Quote Originally Posted by RGA
I am not comparing a wega to a 30 year old television. What I am saying is there isn't something enw about a tube set today than there was 30 years ago or the principle behind todays VCR as opposed to one 20 years ago. The new ones are certainly BETTER.
Well, you're trying to weave this argument that in the good ole days, products were about quality and service, and now everything's about profits and disposability first. How does that explain the fact that TVs now are far superior in performance to anything that was sold 30 years ago, more maintenance free, and much lower in cost?. I suppose if everybody had to pay the equivalent of $3,000 for a basic color TV, then the motivation for repairing as opposed to buying a brand new one might actually exist. The TV is fundamentally about a cathode ray tube (though that is changing very quickly), but the ancillary electronics that surround it have completely changed. What TV nowadays uses vacuum tubes, manual channel dials, analog tuners, and manually controlled vertical and horizontal hold?

Quote Originally Posted by RGA
Toole does not comment by giving a review but he does work for Harman - Harman has a speical interest in aqcuiring Toole to be on their staff - and when tests are conducted blind Harman speakers come out best. Excuse me for seeing some bias here. Some of those speakers do very well in the blind sessions at Hi-fi Choice(The Intermezzo 2.6 is a Rabos design and was awarded a Best Buy) so there is certainly merrit in them(i'm not saying buy Audio Note or nothing - but these were also awarded a best buy and recommended etc)

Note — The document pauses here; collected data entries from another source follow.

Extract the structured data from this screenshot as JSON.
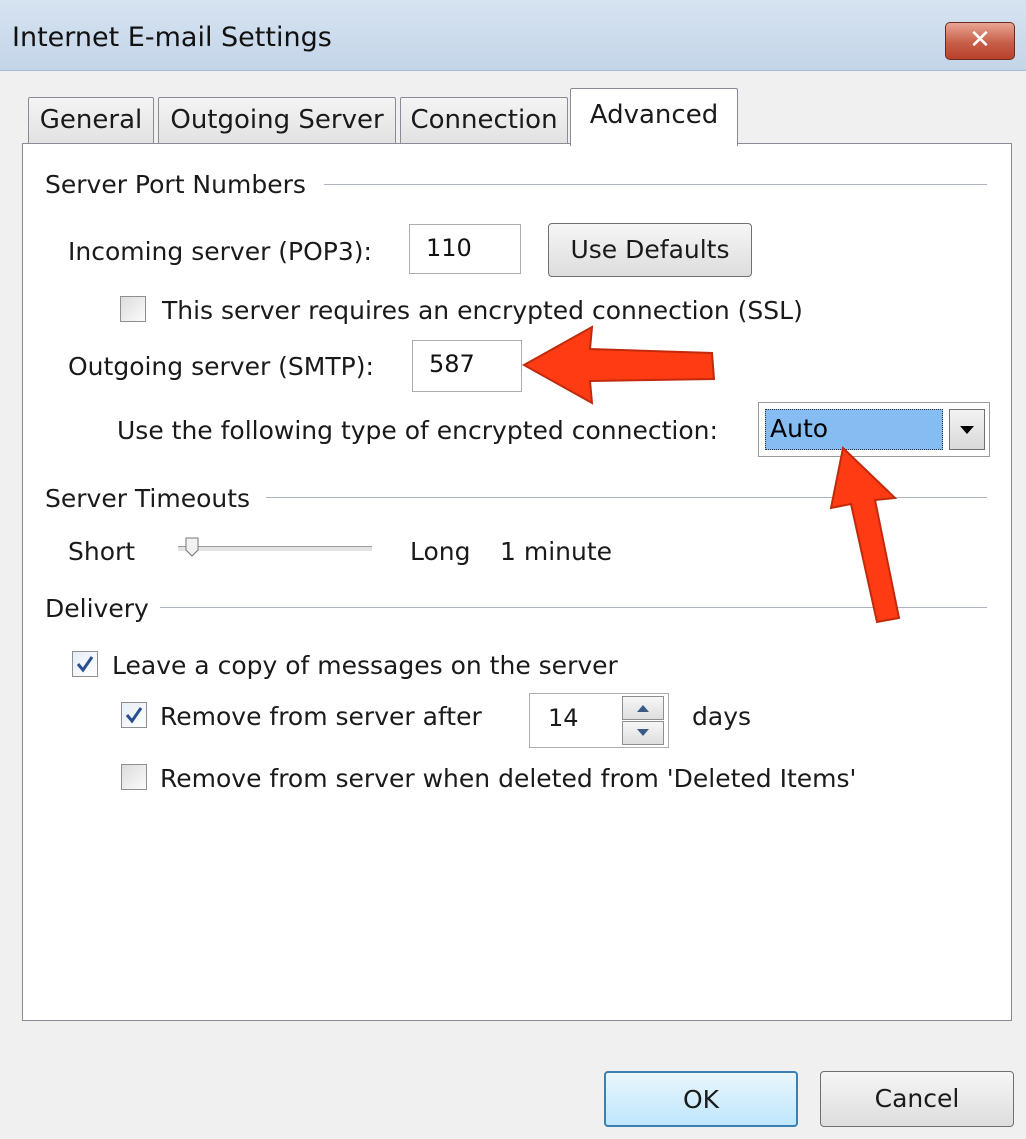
{
  "window": {
    "title": "Internet E-mail Settings",
    "close_label": "✕"
  },
  "tabs": [
    {
      "label": "General",
      "active": false
    },
    {
      "label": "Outgoing Server",
      "active": false
    },
    {
      "label": "Connection",
      "active": false
    },
    {
      "label": "Advanced",
      "active": true
    }
  ],
  "ports": {
    "group_label": "Server Port Numbers",
    "incoming_label": "Incoming server (POP3):",
    "incoming_value": "110",
    "use_defaults_label": "Use Defaults",
    "ssl_label": "This server requires an encrypted connection (SSL)",
    "ssl_checked": false,
    "outgoing_label": "Outgoing server (SMTP):",
    "outgoing_value": "587",
    "encryption_label": "Use the following type of encrypted connection:",
    "encryption_value": "Auto"
  },
  "timeouts": {
    "group_label": "Server Timeouts",
    "short_label": "Short",
    "long_label": "Long",
    "value_label": "1 minute",
    "slider_fraction": 0.07
  },
  "delivery": {
    "group_label": "Delivery",
    "leave_copy_label": "Leave a copy of messages on the server",
    "leave_copy_checked": true,
    "remove_after_label": "Remove from server after",
    "remove_after_checked": true,
    "remove_after_days": "14",
    "days_label": "days",
    "remove_deleted_label": "Remove from server when deleted from 'Deleted Items'",
    "remove_deleted_checked": false
  },
  "footer": {
    "ok_label": "OK",
    "cancel_label": "Cancel"
  },
  "colors": {
    "annotation_arrow": "#ff3b14",
    "selection": "#85bdf2"
  }
}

If you actually read their white papers, you'll note that they discuss how to use blind testing in the design process, and how their listening setup is designed. It also discusses how in sighted listenings, the sight biases become the main determinent. Has it ever occurred to you that blind listenings are something that manufacturers mainly use to test evaluate their own designs with one another? I don't see anything about how Harman speakers rank higher than other speakers in their tests, and there's no indication as to what speakers they use in their tests. If Harman does tests like that, they certainly don't discuss that in their white papers, so I don't see where you get this idea that there's some kind of conspiratorial bias at work, or that those white papers are nothing more than biased fluff pieces. Your obsession with brand identity and condemning all things about marketing is leading you to make some pretty misguided generalizations about documents that I've used multiple times as a guide to setup my system. It's sound information, often very technical, but worth reading if you're at all interested in learning about how scientific concepts translate into everyday listening. If you equate that to Bose marketing pieces, then it's obvious that you've never bothered to read them.

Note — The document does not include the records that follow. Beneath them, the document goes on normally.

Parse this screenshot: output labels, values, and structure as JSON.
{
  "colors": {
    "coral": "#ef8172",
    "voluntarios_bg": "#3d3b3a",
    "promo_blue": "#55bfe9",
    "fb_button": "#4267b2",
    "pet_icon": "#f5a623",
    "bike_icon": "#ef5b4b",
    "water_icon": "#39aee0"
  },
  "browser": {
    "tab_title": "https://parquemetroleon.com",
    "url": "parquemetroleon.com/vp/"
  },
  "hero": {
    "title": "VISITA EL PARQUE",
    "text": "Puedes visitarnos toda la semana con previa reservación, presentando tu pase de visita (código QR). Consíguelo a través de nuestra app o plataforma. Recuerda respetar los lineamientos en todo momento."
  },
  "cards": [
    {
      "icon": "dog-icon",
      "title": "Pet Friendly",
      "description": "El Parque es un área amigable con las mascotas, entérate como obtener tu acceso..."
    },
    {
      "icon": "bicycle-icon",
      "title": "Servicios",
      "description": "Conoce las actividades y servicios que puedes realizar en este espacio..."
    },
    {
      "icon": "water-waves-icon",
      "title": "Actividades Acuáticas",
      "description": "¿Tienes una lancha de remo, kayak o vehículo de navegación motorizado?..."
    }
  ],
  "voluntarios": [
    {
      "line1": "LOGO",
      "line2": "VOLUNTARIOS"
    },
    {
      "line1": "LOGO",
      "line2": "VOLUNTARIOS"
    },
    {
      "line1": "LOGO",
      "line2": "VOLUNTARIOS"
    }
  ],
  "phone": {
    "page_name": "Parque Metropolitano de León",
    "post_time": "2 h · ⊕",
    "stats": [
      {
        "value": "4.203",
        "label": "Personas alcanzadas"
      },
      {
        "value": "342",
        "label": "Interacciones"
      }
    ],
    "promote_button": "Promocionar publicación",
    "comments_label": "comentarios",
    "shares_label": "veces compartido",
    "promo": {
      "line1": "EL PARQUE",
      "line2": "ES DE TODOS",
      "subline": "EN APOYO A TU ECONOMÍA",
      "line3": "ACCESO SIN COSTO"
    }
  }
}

Quote Originally Posted by RGA
I like to see external listening sessions rather than those conducted by the people selling the speakers. B&W can do a blind test where B&W's come out on top and Harman speakers come out last and B&W can hire a team of world experts and George Lucas himself to imply that this is the best approach to building loudspeakers and that most people will choose our loudspeakers because their measurments dictate that they are the superior design blah blah blah- and all of that is fine because it helps make a sale much of the time.

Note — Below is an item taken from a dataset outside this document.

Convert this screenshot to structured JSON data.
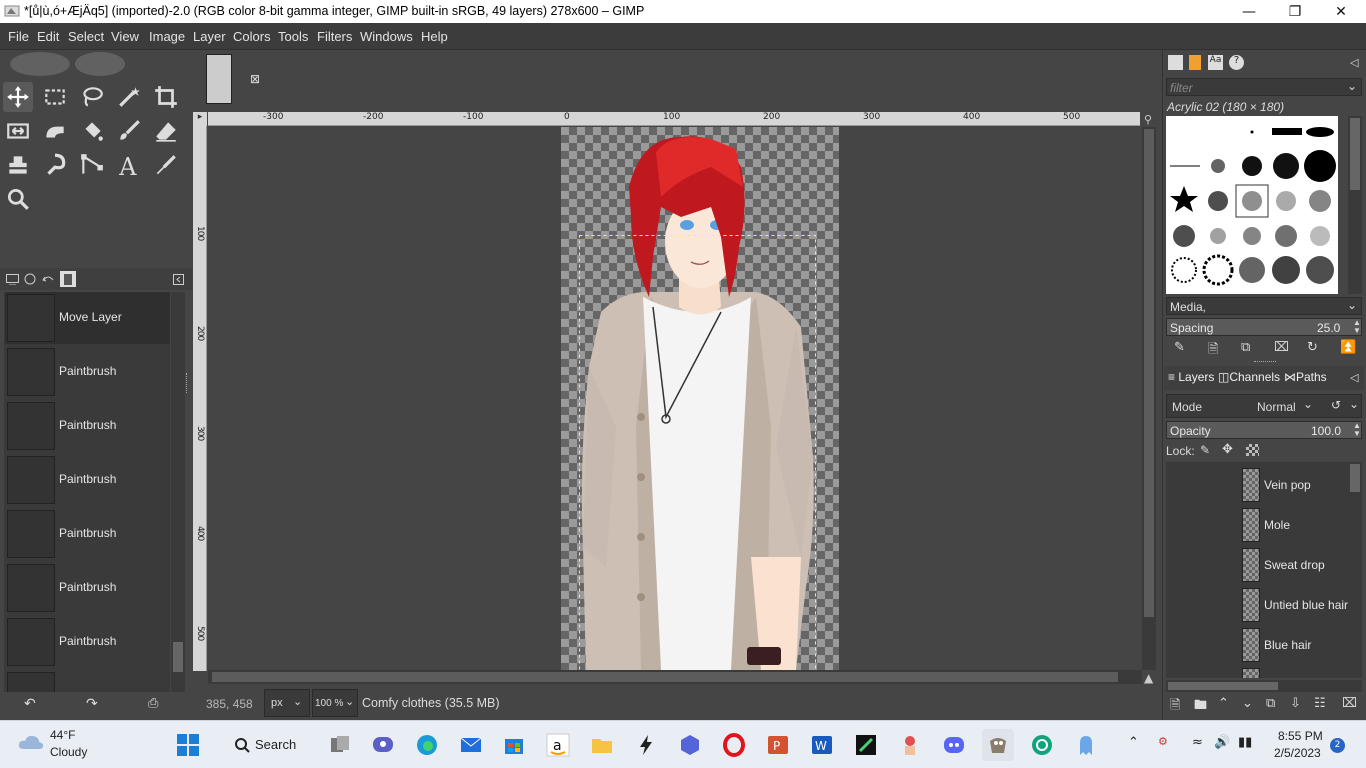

Like I said, I've never seen Harman put any listening results in their white papers, and for technical discussions like that, subjective product reviews are not the focus. EVERY speaker company wants to convince you that their approach is the best, but very few companies publish anything approaching the technical level of what Harman releases. It doesn't matter what speakers you own or like, those white papers present valid findings that can help anyone with an interest in seeing how scientific findings can help improve their own system performance.

You lay all kinds of blame at Floyd Toole's feet without knowing what his actual function within the company is, or citing what about his writings you can refute. Your only response is that you don't like the speakers his company produces, therefore everything that he's written is marketing bull****. In case this point hasn't sunken in, Toole is NOT a speaker designer. Yet, you talk about him as if every speaker that you've ever hated was actually designed by him. Harman affiliate speakers aren't necessarily my favorites either, but I've put their publications to the test and found the information therein to be spot on.

Quote Originally Posted by RGA
Except the flaw in this is that that doesn't necessarily happen when I and a LOT of other people go and listen to the speakers.
Yeah, and who among your LOT of other people has ever done any kind of unsighted evaluations? You mention that "doesn't necessarily happen", well if you're doing your comparisons under sighted conditions and you're comparing that to blind tests, obviously it's an entirely different evaluation. If you believe that you're capable of equally judging things under both sighted and unsighted conditions, then why don't you put that to the test? I used to do blind tests when calibrating tape bias settings for different cassette tapes (trying to identify the setting that was most transparent to the source playback), and the "night and day" differences that I thought that I had picked up on under sighted conditions turned out to be much more subtle and difficult to discern under blind conditions. Same thing occurred when comparing cables, so I'm well aware of the degree to which sight biases can have a tangible influence.